Le tueur aveugle (The Dark Eyes of London)

Réalisé par Walter Summers en 1939

Durée : 75 min

Interprétation : Bela Lugosi, Hugh Williams, Greta Gynt

Pays : Angleterre

D’après le roman The Dark Eyes of London d’Edgar Wallace de 1924

À Londres, l’inspecteur Larry Holt de Scotland Yard enquête sur une série de noyades suspectes dans la Tamise. Un cinquième cadavre a été repêché avec un texte en braille dans sa poche et les investigations du détective le conduisent à un agent d’assurances nommé Feodor Orloff. Toutes les victimes ayant souscrit, peu avant leur décès, une assurance dont le bénéficiaire est un certain professeur John Dearborn. Ce dernier est le directeur d’un refuge (Dearborns Home for the Destitute Blind), parrainé par Orloff dans lequel il est également docteur, destiné aux aveugles nécessiteux et parait au-dessus de tous soupçons. Mais Holt poursuit son enquête, secondé par Diana Stuart dont le père vient de se noyer dans la Tamise. Celle-ci réussit à être engagée comme secrétaire dans le pensionnat de Dearborn. Après avoir découvert un bouton de manchette de son père dans la résidence, elle comprend que Dearborn n’est d’autre qu’Orloff déguisé et que son homme de main Jake, un aveugle physiquement monstrueux, a tué les personnes, dont son père, avant de maquiller leur meurtre en noyade. Démasqué, Orloff oblige Jake à se débarrasser d’elle…

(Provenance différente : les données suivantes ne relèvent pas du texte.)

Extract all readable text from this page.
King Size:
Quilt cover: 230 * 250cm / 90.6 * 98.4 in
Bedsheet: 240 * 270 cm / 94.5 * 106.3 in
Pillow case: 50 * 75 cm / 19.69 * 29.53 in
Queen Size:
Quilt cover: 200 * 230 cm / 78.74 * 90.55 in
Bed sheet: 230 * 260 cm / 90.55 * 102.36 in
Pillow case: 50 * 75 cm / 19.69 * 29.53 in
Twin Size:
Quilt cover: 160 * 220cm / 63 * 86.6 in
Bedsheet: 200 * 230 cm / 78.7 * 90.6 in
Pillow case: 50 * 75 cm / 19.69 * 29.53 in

Ce film est intéressant à plusieurs niveaux. Le National Institut of the Blind a coopéré en mettant des pensionnaires aveugles comme figurants dans le film. On les voit à des travaux de vannerie et à table pour les repas. Ce commentaire de Dearborns : « les mains sont leur vie ». On voit une machine à écrire le braille. Lou, un pensionnaire aveugle et muet est rendu sourd par le Dr Orloff afin qu’il ne puisse pas entendre les questions du commissaire. Apprenant que l’on va le questionner avec du texte en braille, et ne pouvant lui supprimer le toucher, il va le noyer.

Ce film a connu plusieurs adaptations, dont Die toten Augen von London en Allemagne en 1961 (Les mystères de Londres) par Alfred Vohrer et L’horrible Docteur Orloff de Jesus Franco en 1962. Dans ce cas, c’est l’assistant du docteur qui est aveugle.